C’est donc aujourd’hui que vous me faites sortir mon bien-aimé ? Entre nous le jour n’est guère bien choisi mais comme je ne veux pas vous refuser je ferai ce que vous voudrez. Pauvre ange bien-aimé, comment vas-tu ? Moi j’ai passé une nuit mauvaise, j’ai peu dormi à cause des douleurs d’estomac et de tête. Ce matin je suis toute malingre. Cependant il faut que je me dépêche dans le cas où tu viendrais me prendre. Je ne comprends pas comment tu pourras en trouver le moment par exemple, mais cela ne me regarde pas ; tu connais les allures des gens à qui tu as affaire mieux que moi et tu sais sur quoi tu peux compter.
Je t’aime mon Toto chéri, je t’aime mon Toto bien-aimé, je t’aime.
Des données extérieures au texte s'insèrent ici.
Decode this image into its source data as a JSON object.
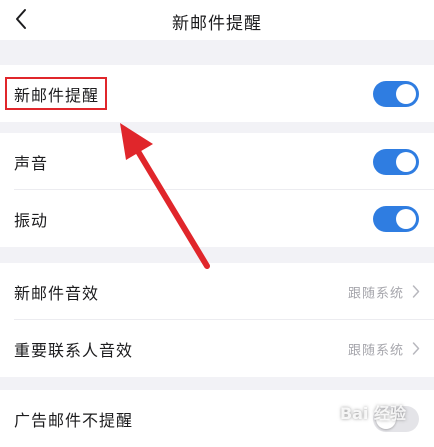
{
  "header": {
    "title": "新邮件提醒",
    "back_icon": "chevron-left-icon"
  },
  "settings": [
    {
      "label": "新邮件提醒",
      "type": "toggle",
      "enabled": true
    },
    {
      "label": "声音",
      "type": "toggle",
      "enabled": true
    },
    {
      "label": "振动",
      "type": "toggle",
      "enabled": true
    },
    {
      "label": "新邮件音效",
      "type": "select",
      "value": "跟随系统"
    },
    {
      "label": "重要联系人音效",
      "type": "select",
      "value": "跟随系统"
    },
    {
      "label": "广告邮件不提醒",
      "type": "toggle",
      "enabled": false
    }
  ],
  "annotation": {
    "highlight_color": "#e0262b",
    "arrow_color": "#e0262b"
  },
  "watermark": {
    "text": "Bai 经验"
  },
  "colors": {
    "toggle_on": "#2f7de1",
    "toggle_off": "#e4e4e8",
    "background": "#f2f2f6"
  }
}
Tu es beau, tu es bon, je t’adore.
Je vais faire tout mon possible pour n’avoir pas besoin d’argent d’ici à jeudi. Claire vient ce soir, je lui ferai faire le travail en question sur les lettres et sur mes papiers, si elle en a le temps toutefois. Ce sera un genre de divertissement assez médiocre, heureusement qu’elle n’est pas habituée à plus de [fourirement  ?] que cela. Cependant pour l’encourager je lui promettrai les Burgraves si elle travaille bien et si elle est bonne fille d’ici à la représentation. Ce qui ne sera pas une petite besogne au train où tous ces gens-là y vont. Le fauteuil de Pénélope n’était rien en comparaison des Burgraves. Enfin avec de la patience, autre maxime [1] qui n’est pas neuve, on vient à bout de tout. Nous verrons ça je l’espère.

Juliette

BnF, Mss, NAF 16351, f. 85-86
Transcription de Olivia Paploray assistée de Florence Naugrette


28 janvier [1843], samedi soir, 6 h. ¾

Merci mon Toto, merci de ta bonne petite promenade. Je suis sûre qu’elle me fera du bien quoique pour le moment je sois très blaireuse. C’est si bon et si doux de marcher avec toi que je ne m’en lasserais jamais et si tu avais voulu, je serais revenue à pied. Voime, voime mais j’aurais pilé énormément de poivre [2].
Voici ma pauvre péronnelle arrivée et toute rayonnante parce qu’on est content d’elle. Tant mieux mon Dieu et je devrai ce changement si heureux à toi mon pauvre adoré. Tout ce qui m’arrive d’heureux c’est à toi que je le dois. Je n’existe que depuis toi. Ô sois béni mon cher bien-aimé. Sois heureux aussi de tout le bonheur que tu me donnes.
Si tes pauvres pieds te font trop de mal, il faudra venir changer tes bottes, ce sera une occasion de te voir plus tôt.
Je viens d’envoyer chercher les huîtres mais je n’ai pas voulu avancer les six sous pour vous. Je ne veux pas comme ça m’embarquer des fournitures exagérées avec vous parce que je n’ai pas de confiance dans vos principes de probité et d’honneur.
Tiens, tiens, voici un incident : il n’y a pas d’huîtres du moins d’huîtres ouvertes. Ce qui fait que, vu l’adresse de Suzanne et la disette de couteaux, je renonce à cette partie de notre dîner. Nous nous en tiendrons au simple bouillon et nous économiserons vingt-quatre sous, ça n’est déjà pas si bête. Jour Toto, je suis très contente de l’incident et je vous aime encore plus fort.

Juliette

BnF, Mss, NAF 16351, f. 87-88
Transcription de Olivia Paploray assistée de Florence Naugrette

Notes

[1Jeu de mots avec le nom de Mlle Maxime.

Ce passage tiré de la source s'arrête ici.